Degarmo apoyó la mano contra mi pecho y la dejó que se deslizara hacia abajo. Hablaba de mí como si yo fuese un pedazo de madera.
—Pálpalo, Shorty.
Shorty dio vueltas alrededor de mí, hurgando aquí y allá para ver si encontraba un arma.
—No lleva ninguna —dijo.
—Llevémoslo por la parte de atrás —dijo Degarmo—; ésta es nuestra oportunidad, si es que podemos hacerlo antes de que llegue Webber. Ese bobo de Reed no sería capaz de encontrar una polilla en una caja de zapatos.

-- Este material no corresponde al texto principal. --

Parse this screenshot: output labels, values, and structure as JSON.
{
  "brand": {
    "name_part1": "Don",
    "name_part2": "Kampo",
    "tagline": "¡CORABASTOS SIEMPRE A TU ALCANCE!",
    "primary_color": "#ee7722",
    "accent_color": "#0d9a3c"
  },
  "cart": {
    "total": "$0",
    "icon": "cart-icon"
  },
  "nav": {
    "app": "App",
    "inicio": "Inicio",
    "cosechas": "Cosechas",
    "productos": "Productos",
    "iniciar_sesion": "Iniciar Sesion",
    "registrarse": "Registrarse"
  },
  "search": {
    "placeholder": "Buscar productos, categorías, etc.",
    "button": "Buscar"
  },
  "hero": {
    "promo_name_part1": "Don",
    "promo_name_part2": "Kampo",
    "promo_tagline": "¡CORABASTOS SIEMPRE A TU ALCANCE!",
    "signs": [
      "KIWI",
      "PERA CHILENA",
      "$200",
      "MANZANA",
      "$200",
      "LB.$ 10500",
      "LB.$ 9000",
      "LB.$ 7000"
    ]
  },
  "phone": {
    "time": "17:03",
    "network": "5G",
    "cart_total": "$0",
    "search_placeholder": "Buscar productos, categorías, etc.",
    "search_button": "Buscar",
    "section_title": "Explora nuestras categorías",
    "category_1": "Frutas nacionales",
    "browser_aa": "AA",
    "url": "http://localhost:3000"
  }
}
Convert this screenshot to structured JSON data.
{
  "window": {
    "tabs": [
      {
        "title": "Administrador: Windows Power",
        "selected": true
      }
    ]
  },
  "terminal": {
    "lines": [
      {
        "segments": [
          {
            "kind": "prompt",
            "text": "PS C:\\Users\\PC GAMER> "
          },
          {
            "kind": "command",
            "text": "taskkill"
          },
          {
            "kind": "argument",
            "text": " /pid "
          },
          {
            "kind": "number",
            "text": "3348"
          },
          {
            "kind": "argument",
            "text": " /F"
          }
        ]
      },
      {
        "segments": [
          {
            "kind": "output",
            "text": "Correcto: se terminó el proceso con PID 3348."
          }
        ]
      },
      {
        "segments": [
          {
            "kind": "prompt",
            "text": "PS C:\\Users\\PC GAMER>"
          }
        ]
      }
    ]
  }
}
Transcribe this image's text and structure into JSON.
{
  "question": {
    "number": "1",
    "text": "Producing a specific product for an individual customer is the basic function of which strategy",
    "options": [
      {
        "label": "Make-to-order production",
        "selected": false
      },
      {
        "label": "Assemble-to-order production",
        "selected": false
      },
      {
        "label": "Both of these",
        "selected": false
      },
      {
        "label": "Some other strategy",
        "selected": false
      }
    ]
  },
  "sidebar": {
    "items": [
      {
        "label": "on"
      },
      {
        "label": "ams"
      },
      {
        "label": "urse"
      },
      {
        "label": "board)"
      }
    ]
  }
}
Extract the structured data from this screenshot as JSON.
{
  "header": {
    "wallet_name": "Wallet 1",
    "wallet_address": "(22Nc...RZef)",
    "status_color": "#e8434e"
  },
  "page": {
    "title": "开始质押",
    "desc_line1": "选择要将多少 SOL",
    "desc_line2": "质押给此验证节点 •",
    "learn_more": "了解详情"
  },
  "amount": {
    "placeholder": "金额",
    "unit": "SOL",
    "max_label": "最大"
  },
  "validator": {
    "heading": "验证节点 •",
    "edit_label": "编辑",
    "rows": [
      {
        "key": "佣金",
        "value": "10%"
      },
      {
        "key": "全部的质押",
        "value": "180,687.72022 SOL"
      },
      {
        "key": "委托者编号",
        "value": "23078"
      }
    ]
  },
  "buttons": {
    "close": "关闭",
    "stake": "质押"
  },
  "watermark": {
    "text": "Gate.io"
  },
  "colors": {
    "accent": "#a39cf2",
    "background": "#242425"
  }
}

—Pero a usted no le han dado siquiera la orden de ocuparse de este asunto —dijo Shorty desconfiando—. ¿No decían que estaba suspendido o algo por el estilo?
—¿Qué puedo perder —preguntó Degarmo—, si estoy suspendido?
—Yo puedo perder el uniforme que llevo —dijo Shorty.
Degarmo le miró con fastidio. El pequeño se ruborizó intensamente y sus ojos mostraron una expresión de ansiedad.
—Está bien, Shorty. Yaya y dígaselo a Reed.
El pequeño se humedeció los labios.
—Usted ordena, teniente, y yo obedezco. No tengo por qué saber que se encuentra suspendido.
—Le trasportaremos abajo nosotros mismos, sólo nosotros dos —dijo Degarmo.
—Sí. Seguro.
Degarmo puso su dedo contra mi barbilla.
—Un asesino degenerado —dijo quietamente—. ¡Bueno! ¡Quién lo hubiera creído! —dirigió una sonrisita falsa, moviendo solamente las comisuras de su boca ancha y brutal.